5. Don’t include any association whatsoever as a “ — - death” unless there is deemed to be a causal connection between the illness and the death.

“If you died of a clear alternate cause, but you had Covid at the same time, it’s still listed as a Covid death. Everyone who is listed as a Covid death, doesn’t mean that was the cause of the death, but they had Covid at the time of death,” Illinois’s director of public health, Dr. Ngozi Ezeke, explained to reporters in April of 2020, early in the pandemic.

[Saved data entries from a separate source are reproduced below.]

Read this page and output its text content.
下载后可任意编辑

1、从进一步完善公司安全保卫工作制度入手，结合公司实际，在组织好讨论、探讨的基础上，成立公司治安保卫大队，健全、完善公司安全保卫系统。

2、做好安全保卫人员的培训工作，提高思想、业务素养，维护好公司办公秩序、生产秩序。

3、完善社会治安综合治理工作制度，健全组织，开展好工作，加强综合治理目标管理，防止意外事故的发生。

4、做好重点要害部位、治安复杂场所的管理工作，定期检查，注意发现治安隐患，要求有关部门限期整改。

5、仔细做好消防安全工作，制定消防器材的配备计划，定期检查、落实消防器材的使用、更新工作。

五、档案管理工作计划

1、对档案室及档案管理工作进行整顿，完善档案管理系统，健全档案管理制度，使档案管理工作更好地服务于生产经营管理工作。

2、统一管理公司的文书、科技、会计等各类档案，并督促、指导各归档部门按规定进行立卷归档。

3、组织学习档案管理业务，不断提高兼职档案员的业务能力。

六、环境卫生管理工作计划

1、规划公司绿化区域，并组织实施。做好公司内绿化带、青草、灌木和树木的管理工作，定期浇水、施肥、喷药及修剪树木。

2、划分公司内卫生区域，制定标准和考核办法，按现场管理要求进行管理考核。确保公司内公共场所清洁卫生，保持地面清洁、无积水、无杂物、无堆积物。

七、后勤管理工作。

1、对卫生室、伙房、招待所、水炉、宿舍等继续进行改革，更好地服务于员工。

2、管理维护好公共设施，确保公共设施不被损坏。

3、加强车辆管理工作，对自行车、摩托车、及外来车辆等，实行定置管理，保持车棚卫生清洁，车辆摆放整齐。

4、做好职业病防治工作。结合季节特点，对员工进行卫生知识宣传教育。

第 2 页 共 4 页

She expanded on these definitions as follows:

“I just want to be clear in terms of the definition of ‘people dying of Covid.’ The case definition is very simplistic. It means, at the time of death, it was a Covid positive diagnosis. That means, that if you were in hospice and had already been given a few weeks to live, and then you also were found to have Covid, that would be counted as a Covid death.”

This is the approach used for tracking all U.S. Covid-19 deaths because each state tallies the death statistics in much the same manner, counting a Covid-19 death as any death associated with Covid-19 in any way, regardless of the actual cause of death. CDC’s provisional mortality data describes the Covid-19 category as “all deaths involving Covid-19,” specifically not using language suggesting a causal linkage but only association.

This loose approach to deaths tracking is summed up well by Dr. Deborah Birx, the former White House Coronavirus Response Coordinator, in her statement from mid-2020 that “if someone dies with Covid-19 we are counting that” as a Covid-19 death.

For the next pandemic, it will be important to return to more established deaths reporting practices and to define a “____ death” as only those deaths that occurred as a direct result of the new illness, not in any loose association, or as a result of a lab test result only.